If an individual has previously been ordered deported or has actually been deported or refused entry into the U.S., they are generally not able to obtain residency or even permission to visit the U.S. There is an exception though, for individuals who have U.S. resident or citizen family members and can obtain a special permission (waiver/pardon of deportation) from the Immigration Department. The Immigration Department will review several aspects of the person’s immigration history and the significance or importance of their family connection in the U.S. Specifically, the Immigration Department examines the detrimental effect that the absence of the deportee will have on their family members that are U.S. citizens or residents. The person seeking this pardon or permission to be in the U.S., will need to prove that the benefit to their family in the U.S. outweighs the effects of their prior violation(s) of the law (including immigration, criminal, tax, etc.)
A person who has violated an immigration law, is generally not able to obtain immigration benefits in the U.S. or at any U.S. consulate abroad. For example, if a person has been unlawful or illegal in the U.S. for one year or more, they generally cannot get immigration benefits in the United States. However, there is an exception to this rule. If the individual has an immediate relative (this does not include brothers/sisters) who is a citizen or legal permanent resident, and would suffer “extreme hardship” (defined as financial hardship combined with emotional and psychological hardship or a significant physical/health hardship), even if the illegal immigrant is not able to obtain immigration benefits because of prior immigration violations, these may be pardoned and a waiver of inadmissibility granted.
Virtually any arrest, investigation, or charge by any law enforcement agency or officer in or outside the United States could have a potentially negative impact on the immigration status of a non U.S. citizen, and should therefore be reviewed with an attorney. If it is determined that negative effects will result from this situation, there are a number of legal actions that can be taken in order to reduce or eliminate these potential negative effects. For example, a petition can be filed in the criminal court to cancel or vacate a conviction if there was a technical error such as the failure to give “immigration warnings” or literally a warning that accepting responsibility for the alleged misconduct will have a negative effect on the person’s immigration status.
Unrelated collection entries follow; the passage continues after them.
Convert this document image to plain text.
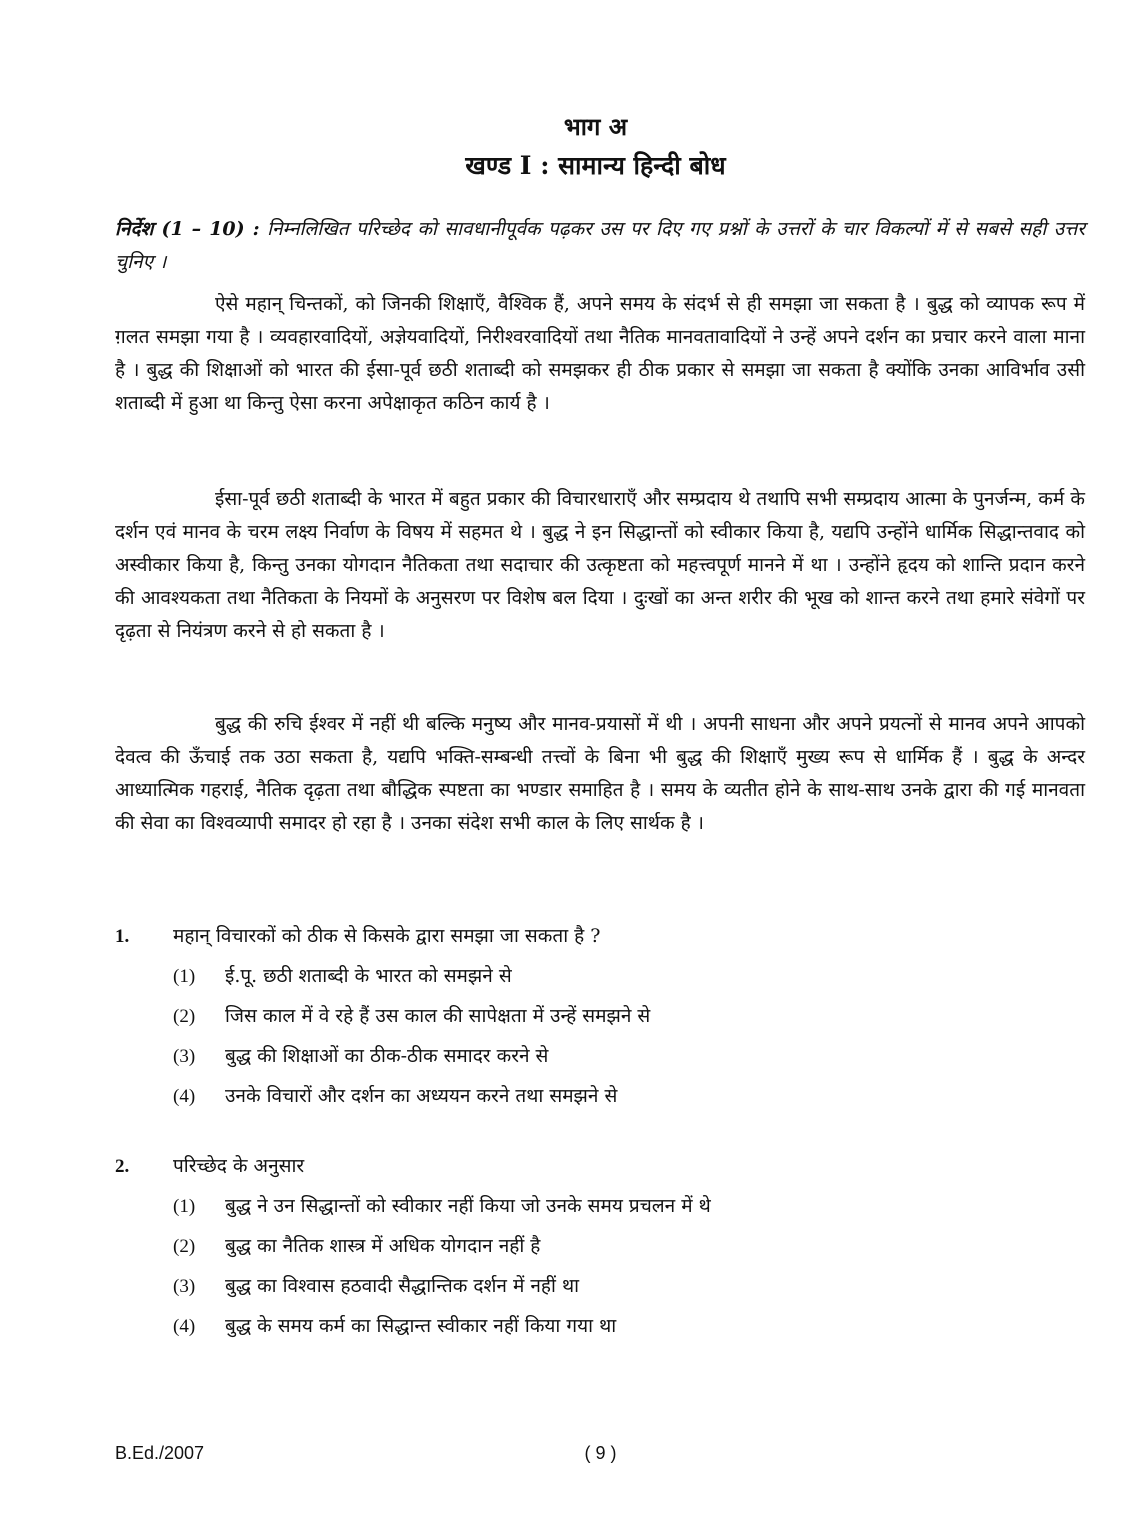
भाग अ
खण्ड I : सामान्य हिन्दी बोध
निर्देश (1 – 10) : निम्नलिखित परिच्छेद को सावधानीपूर्वक पढ़कर उस पर दिए गए प्रश्नों के उत्तरों के चार विकल्पों में से सबसे सही उत्तर चुनिए ।

ऐसे महान् चिन्तकों, को जिनकी शिक्षाएँ, वैश्विक हैं, अपने समय के संदर्भ से ही समझा जा सकता है । बुद्ध को व्यापक रूप में ग़लत समझा गया है । व्यवहारवादियों, अज्ञेयवादियों, निरीश्वरवादियों तथा नैतिक मानवतावादियों ने उन्हें अपने दर्शन का प्रचार करने वाला माना है । बुद्ध की शिक्षाओं को भारत की ईसा-पूर्व छठी शताब्दी को समझकर ही ठीक प्रकार से समझा जा सकता है क्योंकि उनका आविर्भाव उसी शताब्दी में हुआ था किन्तु ऐसा करना अपेक्षाकृत कठिन कार्य है ।

ईसा-पूर्व छठी शताब्दी के भारत में बहुत प्रकार की विचारधाराएँ और सम्प्रदाय थे तथापि सभी सम्प्रदाय आत्मा के पुनर्जन्म, कर्म के दर्शन एवं मानव के चरम लक्ष्य निर्वाण के विषय में सहमत थे । बुद्ध ने इन सिद्धान्तों को स्वीकार किया है, यद्यपि उन्होंने धार्मिक सिद्धान्तवाद को अस्वीकार किया है, किन्तु उनका योगदान नैतिकता तथा सदाचार की उत्कृष्टता को महत्त्वपूर्ण मानने में था । उन्होंने हृदय को शान्ति प्रदान करने की आवश्यकता तथा नैतिकता के नियमों के अनुसरण पर विशेष बल दिया । दुःखों का अन्त शरीर की भूख को शान्त करने तथा हमारे संवेगों पर दृढ़ता से नियंत्रण करने से हो सकता है ।

बुद्ध की रुचि ईश्वर में नहीं थी बल्कि मनुष्य और मानव-प्रयासों में थी । अपनी साधना और अपने प्रयत्नों से मानव अपने आपको देवत्व की ऊँचाई तक उठा सकता है, यद्यपि भक्ति-सम्बन्धी तत्त्वों के बिना भी बुद्ध की शिक्षाएँ मुख्य रूप से धार्मिक हैं । बुद्ध के अन्दर आध्यात्मिक गहराई, नैतिक दृढ़ता तथा बौद्धिक स्पष्टता का भण्डार समाहित है । समय के व्यतीत होने के साथ-साथ उनके द्वारा की गई मानवता की सेवा का विश्वव्यापी समादर हो रहा है । उनका संदेश सभी काल के लिए सार्थक है ।

1.	महान् विचारकों को ठीक से किसके द्वारा समझा जा सकता है ?
(1)	ई.पू. छठी शताब्दी के भारत को समझने से
(2)	जिस काल में वे रहे हैं उस काल की सापेक्षता में उन्हें समझने से
(3)	बुद्ध की शिक्षाओं का ठीक-ठीक समादर करने से
(4)	उनके विचारों और दर्शन का अध्ययन करने तथा समझने से
2.	परिच्छेद के अनुसार
(1)	बुद्ध ने उन सिद्धान्तों को स्वीकार नहीं किया जो उनके समय प्रचलन में थे
(2)	बुद्ध का नैतिक शास्त्र में अधिक योगदान नहीं है
(3)	बुद्ध का विश्वास हठवादी सैद्धान्तिक दर्शन में नहीं था
(4)	बुद्ध के समय कर्म का सिद्धान्त स्वीकार नहीं किया गया था
B.Ed./2007	( 9 )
Even though the 245(i) law has not been in effect since 2001, there are a number of people who may still be eligible to access benefits through this law, and may not be aware of this. For example, if your uncle was a citizen and he applied for your parents before April 30th, 2001, when you were under 21 years of age, you are automatically grandfathered in for the 245(i) law and you may obtain residency through a family, employment, or any other type of petition, without having to leave the United States. Also, if you are married and your spouse has an open 245i immigration petition, you can obtain benefits through it as well, even if you entered the U.S. after the year 2000. If you suspect that you or any of your family members may have been included in an immigration petition during one of the prior 245(i) periods, we encourage you to have your situation reviewed by an immigration attorney, to see if you qualify for any immigration benefits.
There is a large number of individuals who have had their immigration petitions open and pending with the Immigration Department for a long period of time beyond what is normally required to have an answer. Any individual who finds themselves in this circumstance should consider bringing a legal action against the Immigration Department to obtain a court order that their case be adjudicated or decided immediately. There is generally no additional risk than what already exists by filing an immigration case, and the benefits are substantial (i.e. being able to enjoy your immigration status and petition for family members sooner versus having your case remain in pending status indefinitely).
If you are concerned that your case is taking a long time to be decided and you think you may be eligible to file a law suit you should contact an attorney to have the circumstances of your case reviewed.